The name “Christian” is used only 3 times in the New Testament in referring to believers in Jesus (Yeshua), and all three were in connection with Gentiles. We refer to ourselves as Messianics instead of Christians. However, the root of the word Christian is the same as Messianic, and means “anointed one.” Yeshua is the Anointed One, but we are also anointed ones, following in His footsteps.

Believers in Yeshua are called “disciples” 292 times in the New Covenant. The word in Greek is mathetes, from the same root as “mathematics” (indicating a more structured set of disciplines than we charismatics are used to). However, “disciple” is found only in the Gospels and Acts, not in the Epistles or Revelation.

Believers are called “saints” 64 times in the New Covenant; however, only in Acts, the Epistles and Revelation, not in the Gospels. The word in Greek is agios, the equivalent of the Hebrew kadosh. Both these words mean “holy,” and are the same words used referring to God as “Holy, Holy, Holy.” The New Covenant refers to us as in the “process” of being sanctified or “called” to be saints.

A Promise Of Transformation

In Leviticus 19:2, God says, “Be Holy, for I am Holy.” Actually the Hebrew is in the future tense, not the imperative.

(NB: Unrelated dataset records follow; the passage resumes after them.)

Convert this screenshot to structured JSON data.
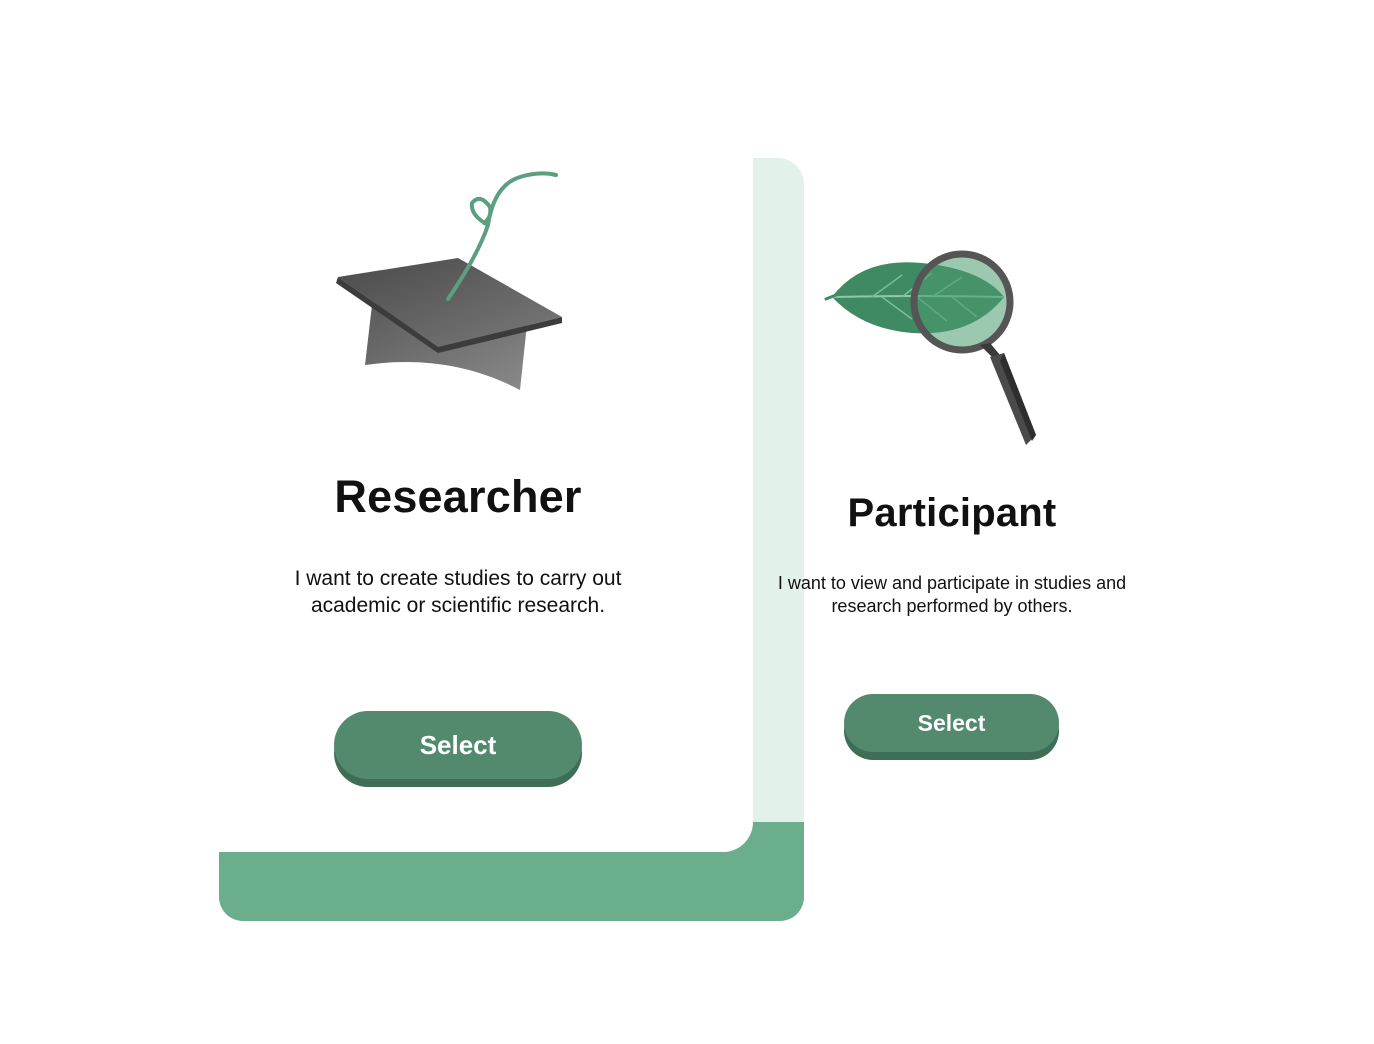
{
  "roles": {
    "researcher": {
      "title": "Researcher",
      "description": "I want to create studies to carry out academic or scientific research.",
      "button_label": "Select",
      "icon": "graduation-cap-icon"
    },
    "participant": {
      "title": "Participant",
      "description": "I want to view and participate in studies and research performed by others.",
      "button_label": "Select",
      "icon": "leaf-magnifier-icon"
    }
  },
  "colors": {
    "accent": "#538a6e",
    "accent_light": "#6bae8c",
    "accent_pale": "#e2f1ea",
    "text": "#111111"
  }
}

Thus the original literally says, You will be Holy because I am Holy. It’s not just a command; it’s also a wonderful promise. Yes, you will be holy, because His holiness is transferred to those who trust Him.

We are called disciples in the Gospels, and saints in the Epistles. We are never called saints in the Gospels, and never called disciples in the Epistles. In Acts there is a mixture of the two. A believer in Yeshua is supposed to go through a transition. Our position and personality change.

We are to be transformed in consciousness, moral character, and self-image. We are trained by Him and then we become like Him. We go from being servants to being friends (John 15:15). We are created anew in His image (Genesis 1:26, II Corinthians 3:18, 5:17). Yeshua said it would be better for us if He “went away,” so that we would not only believe in Him, but also be filled with His Spirit (John 16:7).

There are stages to our faith and in our understanding of who we are in Him. The purpose of a student is not to stay being a student, but to get a degree, to acquire a skill. A student is to become like his master (Matthew 10:25). We are partakers of the divine nature (II Peter 1:4).

Interestingly, the revelatory transition from disciples to saints came at the same time as the transition from a local Israelite gospel to an international, universal one. The holiness of the Holy Spirit is available to everyone. Anyone can become a sanctified “saint” of God. We don’t believe in dead Catholic saints, but in living believers, sanctified by the Holy Spirit (I Corinthians 6:11).

Let us make this transition from discipleship to sainthood. Don’t skip over discipleship, and claim a cheap, phony spirituality. Go through all the divine disciplines. But do go through them. Get to the divine potential of a pure heart. Go on to sainthood. Don’t try to skip a grade, but don’t be left behind either.